No
universo da internet, estamos todos sujeitos às leis dos Estados
Unidos. Essa é a conclusão do perito forense e advogado especializado em
tecnologia da informação José Antônio Milagre sobre as denúncias de que
órgãos de segurança norte-americanos têm acesso aos servidores de
empresas de telefonia e de internet sediadas no país. Para o
especialista, se as denúncias forem confirmadas, a quebra da privacidade
dos internautas pode configurar “uma absurda agressão a um direito
humano internacionalmente reconhecido”.
A extensão dos grampos ainda é
desconhecida. O presidente dos Estados Unidos, Barack Obama, já admitiu
que o Congresso autorizou a execução do programa de vigilância das
comunicações chamado Prism (em português, Métodos Sustentáveis de
Integração de Projetos), mas alegou que “ninguém ouve” as chamadas
telefônicas dos cidadãos norte-americanos.

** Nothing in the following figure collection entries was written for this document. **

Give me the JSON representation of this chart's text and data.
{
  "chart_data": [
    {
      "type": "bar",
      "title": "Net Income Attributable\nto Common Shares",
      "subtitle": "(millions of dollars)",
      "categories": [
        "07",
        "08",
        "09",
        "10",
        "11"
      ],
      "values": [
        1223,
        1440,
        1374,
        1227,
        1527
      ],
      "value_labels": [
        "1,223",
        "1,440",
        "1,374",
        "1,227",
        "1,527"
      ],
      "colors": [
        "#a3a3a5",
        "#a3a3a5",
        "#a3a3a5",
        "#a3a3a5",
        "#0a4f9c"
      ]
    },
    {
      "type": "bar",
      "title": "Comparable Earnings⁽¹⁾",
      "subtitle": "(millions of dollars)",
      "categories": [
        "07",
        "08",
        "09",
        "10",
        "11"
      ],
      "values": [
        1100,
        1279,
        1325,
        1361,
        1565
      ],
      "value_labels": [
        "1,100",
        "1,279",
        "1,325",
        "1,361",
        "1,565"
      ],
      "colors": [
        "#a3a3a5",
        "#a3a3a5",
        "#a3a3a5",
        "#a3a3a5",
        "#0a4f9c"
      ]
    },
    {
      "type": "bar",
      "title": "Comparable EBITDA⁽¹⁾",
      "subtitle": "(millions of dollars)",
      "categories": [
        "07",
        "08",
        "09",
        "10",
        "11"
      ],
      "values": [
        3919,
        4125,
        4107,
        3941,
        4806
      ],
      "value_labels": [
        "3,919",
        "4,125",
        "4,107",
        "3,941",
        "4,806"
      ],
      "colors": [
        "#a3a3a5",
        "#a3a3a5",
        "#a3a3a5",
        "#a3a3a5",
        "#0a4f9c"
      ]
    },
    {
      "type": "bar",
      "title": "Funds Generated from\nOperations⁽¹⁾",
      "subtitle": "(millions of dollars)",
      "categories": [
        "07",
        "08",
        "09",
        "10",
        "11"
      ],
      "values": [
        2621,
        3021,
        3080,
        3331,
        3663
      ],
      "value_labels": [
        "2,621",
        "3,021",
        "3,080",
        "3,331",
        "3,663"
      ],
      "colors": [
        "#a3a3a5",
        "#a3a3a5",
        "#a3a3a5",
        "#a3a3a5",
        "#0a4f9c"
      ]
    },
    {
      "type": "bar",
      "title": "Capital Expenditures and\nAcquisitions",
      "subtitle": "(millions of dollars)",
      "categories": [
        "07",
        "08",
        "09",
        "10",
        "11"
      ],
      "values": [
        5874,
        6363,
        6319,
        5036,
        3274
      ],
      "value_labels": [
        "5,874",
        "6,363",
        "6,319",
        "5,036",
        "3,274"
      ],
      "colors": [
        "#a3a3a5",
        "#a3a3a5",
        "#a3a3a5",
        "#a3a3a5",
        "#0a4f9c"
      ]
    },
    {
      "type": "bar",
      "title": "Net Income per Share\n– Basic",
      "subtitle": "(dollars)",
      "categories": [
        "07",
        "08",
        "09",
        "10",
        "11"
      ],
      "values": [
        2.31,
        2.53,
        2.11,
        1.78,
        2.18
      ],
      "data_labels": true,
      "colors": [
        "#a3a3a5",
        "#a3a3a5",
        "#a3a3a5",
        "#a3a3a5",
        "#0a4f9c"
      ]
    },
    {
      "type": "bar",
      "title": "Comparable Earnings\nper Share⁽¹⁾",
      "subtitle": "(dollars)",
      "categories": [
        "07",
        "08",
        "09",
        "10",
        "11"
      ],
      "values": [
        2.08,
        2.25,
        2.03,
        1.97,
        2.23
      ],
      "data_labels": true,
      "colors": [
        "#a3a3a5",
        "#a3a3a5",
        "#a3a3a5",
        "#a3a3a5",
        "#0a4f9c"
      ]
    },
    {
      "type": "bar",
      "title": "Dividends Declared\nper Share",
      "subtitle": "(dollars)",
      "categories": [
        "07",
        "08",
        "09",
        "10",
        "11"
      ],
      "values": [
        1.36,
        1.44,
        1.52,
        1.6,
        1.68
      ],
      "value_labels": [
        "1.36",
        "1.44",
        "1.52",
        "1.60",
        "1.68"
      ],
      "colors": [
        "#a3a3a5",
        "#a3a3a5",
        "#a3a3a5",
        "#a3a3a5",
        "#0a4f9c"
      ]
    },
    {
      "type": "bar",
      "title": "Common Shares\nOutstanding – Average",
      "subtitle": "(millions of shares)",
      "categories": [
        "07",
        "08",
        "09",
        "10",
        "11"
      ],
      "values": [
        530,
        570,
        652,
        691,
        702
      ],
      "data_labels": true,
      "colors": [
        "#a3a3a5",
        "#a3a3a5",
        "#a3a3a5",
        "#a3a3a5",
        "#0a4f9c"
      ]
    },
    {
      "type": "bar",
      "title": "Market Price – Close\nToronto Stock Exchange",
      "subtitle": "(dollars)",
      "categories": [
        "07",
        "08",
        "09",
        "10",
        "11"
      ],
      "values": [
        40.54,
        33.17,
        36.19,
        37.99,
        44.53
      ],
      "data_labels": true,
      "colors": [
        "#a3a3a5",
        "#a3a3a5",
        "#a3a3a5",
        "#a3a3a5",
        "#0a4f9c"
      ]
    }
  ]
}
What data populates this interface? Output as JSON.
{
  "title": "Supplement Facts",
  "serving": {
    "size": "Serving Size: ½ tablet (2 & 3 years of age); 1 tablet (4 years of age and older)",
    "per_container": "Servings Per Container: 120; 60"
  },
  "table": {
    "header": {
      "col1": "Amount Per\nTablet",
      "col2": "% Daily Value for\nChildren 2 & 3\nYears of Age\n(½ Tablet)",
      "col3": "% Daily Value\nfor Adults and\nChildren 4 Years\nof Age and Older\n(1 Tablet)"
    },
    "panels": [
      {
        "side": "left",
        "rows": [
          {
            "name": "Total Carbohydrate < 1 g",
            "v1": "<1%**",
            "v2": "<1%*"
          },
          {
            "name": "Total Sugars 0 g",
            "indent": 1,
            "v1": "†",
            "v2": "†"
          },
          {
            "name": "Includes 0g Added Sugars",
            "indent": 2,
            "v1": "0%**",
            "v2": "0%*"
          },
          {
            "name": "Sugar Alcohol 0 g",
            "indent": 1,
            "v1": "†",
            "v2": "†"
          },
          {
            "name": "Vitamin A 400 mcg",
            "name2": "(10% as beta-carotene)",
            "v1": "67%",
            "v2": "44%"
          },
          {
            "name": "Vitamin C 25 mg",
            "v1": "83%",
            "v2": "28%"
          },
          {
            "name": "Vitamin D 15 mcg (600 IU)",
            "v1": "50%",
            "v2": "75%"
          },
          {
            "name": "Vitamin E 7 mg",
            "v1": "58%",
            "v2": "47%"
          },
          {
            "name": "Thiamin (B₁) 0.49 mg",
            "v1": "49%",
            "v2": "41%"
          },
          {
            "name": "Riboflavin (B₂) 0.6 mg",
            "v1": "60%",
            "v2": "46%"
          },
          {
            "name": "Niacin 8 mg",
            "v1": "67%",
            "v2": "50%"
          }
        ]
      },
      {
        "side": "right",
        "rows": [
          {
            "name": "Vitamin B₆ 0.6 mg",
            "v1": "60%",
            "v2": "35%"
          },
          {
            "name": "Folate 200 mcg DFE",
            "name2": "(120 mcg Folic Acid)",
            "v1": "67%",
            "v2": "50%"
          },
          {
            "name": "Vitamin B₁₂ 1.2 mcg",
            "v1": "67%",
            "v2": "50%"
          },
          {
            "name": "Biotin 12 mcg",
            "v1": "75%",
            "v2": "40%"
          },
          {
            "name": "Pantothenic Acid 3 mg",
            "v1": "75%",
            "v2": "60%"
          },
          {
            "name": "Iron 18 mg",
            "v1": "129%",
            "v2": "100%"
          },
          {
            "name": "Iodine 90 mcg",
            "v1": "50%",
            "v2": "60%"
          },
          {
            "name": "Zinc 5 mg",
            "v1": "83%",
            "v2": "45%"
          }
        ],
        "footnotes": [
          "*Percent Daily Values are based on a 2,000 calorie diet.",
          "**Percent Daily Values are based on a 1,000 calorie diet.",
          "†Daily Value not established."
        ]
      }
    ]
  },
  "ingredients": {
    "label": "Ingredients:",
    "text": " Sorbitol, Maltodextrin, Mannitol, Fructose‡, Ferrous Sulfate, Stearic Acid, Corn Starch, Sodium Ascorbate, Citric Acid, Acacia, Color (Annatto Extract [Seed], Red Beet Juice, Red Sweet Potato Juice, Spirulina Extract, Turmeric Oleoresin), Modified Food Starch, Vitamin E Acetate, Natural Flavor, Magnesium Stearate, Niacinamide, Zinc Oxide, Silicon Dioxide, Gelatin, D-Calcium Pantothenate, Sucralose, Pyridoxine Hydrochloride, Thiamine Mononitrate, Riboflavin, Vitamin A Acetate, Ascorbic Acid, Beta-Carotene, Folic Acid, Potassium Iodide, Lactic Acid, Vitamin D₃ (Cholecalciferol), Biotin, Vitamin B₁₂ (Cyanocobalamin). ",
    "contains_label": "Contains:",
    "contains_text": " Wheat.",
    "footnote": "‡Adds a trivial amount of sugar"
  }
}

“Sempre imaginamos a internet como um
patrimônio mundial. Só que ela necessita de servidores que armazenem e
suportem os serviços e as interações proporcionadas pela rede mundial de
computadores. E basta mapearmos a estrutura física [da web] para
constatarmos a grande dependência da infraestrutura norte-americana”,
disse o advogado à Agência Brasil.
Na quarta-feira (12), ao revelar que o
governo está preocupado com o tema, o ministro das Comunicações, Paulo
Bernardo, defendeu a necessidade de mudanças na legislação brasileira e a
construção de centros de processamentos de dados (data centers) no
país. Para o ministro, isso permitiria que as informações dos
internautas brasileiros fossem armazenadas no país e ficassem submetidas
à legislação brasileira.
“Os principais serviços, como as redes
sociais, são oferecidos por empresas sediadas em solo norte-americano.
Além de estarem, portanto, sujeitas às leis dos Estados Unidos, elas nos
impõem termos de uso em consonância com a legislação norte-americana”,
comentou o advogado, destacando a “pouca maturidade” da maioria dos
brasileiros com o tema da privacidade na rede mundial de computadores.
De acordo com o advogado, as redes
sociais não oferecem opção aos usuários. “Até porque, não há escolha. Ou
a pessoa aceita os termos de uso, ou se desliga da internet. Por isso,
as pessoas cedem parcelas de sua privacidade. A questão é que, até hoje,
a maioria dos usuários acreditava que suas informações pessoais
estariam seguras e não seriam intercambiadas. Esse episódio apenas
reforça [a tese de] que a proteção aos dados de estrangeiros não é tão
robusta quanto muitos imaginavam”, ponderou o especialista.
José Antônio Milagre aponta que as
matérias dos jornais The Guardian (britânico) e The Washington Post
(norte-americano), escritas a partir das revelações feitas por Edward
Snowden, ex-agente da CIA, a agência de inteligência norte-americana,
indicam que os dados de internautas de todo o mundo eram coletados pelas
empresas e compartilhados com o governo norte-americano sem qualquer
autorização, com a justificativa de proteger os cidadãos
norte-americanos e os Estados Unidos.
“Na medida em que as autoridades coletam
essas informações sem o conhecimento dos usuários ou de uma autorização
judicial, há, evidentemente, uma violação de tratados, garantias e
direitos reconhecidos internacionalmente”, disse o especialista,
defendendo a necessidade de novos mecanismos para evitar a violação de
dados, salvo em casos excepcionais, com ordem judicial.
“Esse episódio vai contribuir para uma
reflexão sobre a necessidade de diretrizes ou normativas internacionais a
respeito da preservação da privacidade das informações pessoais. Ainda
tratamos a privacidade com o olhar de 40 anos atrás”, acrescentou.
O advogado lembrou que vários países já
adotam ou discutem mecanismos jurídicos semelhantes ao Patriot Act, lei
criada após os ataques do 11 de Setembro de 2001, com a justificativa de
combater o terrorismo. De acordo com José Antônio Milagre, o próprio
Brasil também tem um acordo com os Estados Unidos, o Tratado de
Assistência Legal Mútua, “uma ferramenta importante para o enfrentamento
dos crimes eletrônicos em casos em que as autoridades necessitam de
dados que não estão armazenados no país de origem da investigação”.